Joint Liability
Candlefocus EditorJoint liability is typically established through a contract, creating a general partnership, or when applying jointly for credit. Joint liability can also exist when two or more people take out a loan together, acting as co-signers. Each of the parties in a joint liability agreement is jointly and severally liable. This means they are both and individually responsible for the full amount of the loan or obligation, regardless of their individual financial contribution to the total amount owed.
If a creditor is not satisfied with the repayment of the joint liability, they may choose to pursue any of the responsible parties through legal proceedings. After judgement, all of the responsible parties are obligated to repay their shared portion of the debt. In most cases, creditors will typically pursue the most financially solvent of the parties responsible for repayment of the debt. There is a risk that if the most financially responsible party fails to pay, the other parties may be held responsible for full repayment.
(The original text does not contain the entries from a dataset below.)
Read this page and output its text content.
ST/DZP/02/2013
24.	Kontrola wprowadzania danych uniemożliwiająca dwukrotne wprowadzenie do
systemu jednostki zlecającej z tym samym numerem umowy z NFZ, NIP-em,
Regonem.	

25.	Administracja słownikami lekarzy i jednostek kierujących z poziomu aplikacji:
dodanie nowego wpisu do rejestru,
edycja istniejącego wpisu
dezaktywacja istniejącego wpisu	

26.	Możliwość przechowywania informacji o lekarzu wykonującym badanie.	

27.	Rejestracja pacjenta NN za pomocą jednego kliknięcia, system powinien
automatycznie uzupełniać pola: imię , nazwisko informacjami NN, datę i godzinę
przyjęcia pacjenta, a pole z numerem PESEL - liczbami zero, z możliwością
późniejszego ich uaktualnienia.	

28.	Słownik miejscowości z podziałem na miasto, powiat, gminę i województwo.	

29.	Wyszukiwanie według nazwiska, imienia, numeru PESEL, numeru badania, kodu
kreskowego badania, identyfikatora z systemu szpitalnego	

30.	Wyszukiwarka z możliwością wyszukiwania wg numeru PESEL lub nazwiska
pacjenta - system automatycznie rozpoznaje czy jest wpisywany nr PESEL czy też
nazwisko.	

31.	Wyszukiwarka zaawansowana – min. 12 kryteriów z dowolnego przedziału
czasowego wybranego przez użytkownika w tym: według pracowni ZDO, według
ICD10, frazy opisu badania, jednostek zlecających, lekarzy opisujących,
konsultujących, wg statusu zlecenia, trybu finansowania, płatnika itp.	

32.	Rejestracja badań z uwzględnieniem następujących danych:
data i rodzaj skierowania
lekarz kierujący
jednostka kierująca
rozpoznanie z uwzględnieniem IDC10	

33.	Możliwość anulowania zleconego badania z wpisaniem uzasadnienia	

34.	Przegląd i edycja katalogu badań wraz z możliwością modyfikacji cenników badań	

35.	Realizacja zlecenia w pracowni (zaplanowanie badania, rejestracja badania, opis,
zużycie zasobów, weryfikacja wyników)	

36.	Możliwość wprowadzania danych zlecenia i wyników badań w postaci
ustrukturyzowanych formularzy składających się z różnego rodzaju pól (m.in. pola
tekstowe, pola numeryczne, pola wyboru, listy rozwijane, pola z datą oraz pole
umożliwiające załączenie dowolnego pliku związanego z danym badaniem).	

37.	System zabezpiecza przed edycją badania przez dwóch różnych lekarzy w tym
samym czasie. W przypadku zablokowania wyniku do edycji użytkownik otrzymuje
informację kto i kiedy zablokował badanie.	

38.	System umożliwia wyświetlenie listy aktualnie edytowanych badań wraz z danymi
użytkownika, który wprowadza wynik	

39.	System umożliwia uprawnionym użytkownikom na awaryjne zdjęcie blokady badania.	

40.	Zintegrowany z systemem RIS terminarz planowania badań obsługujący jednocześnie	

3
Joint liability can be beneficial when individuals are attempting to qualify for a loan or gain better access to credit and finance. However, joint liability also imposes a high risk to the parties involved. If the debt is not repaid, each of the liable parties will suffer individually. By entering a joint liability agreement, individuals must be aware that their credit and finances are being affected. Therefore, it is important for individuals to carefully consider the risks associated with joint liability before entering into any agreement.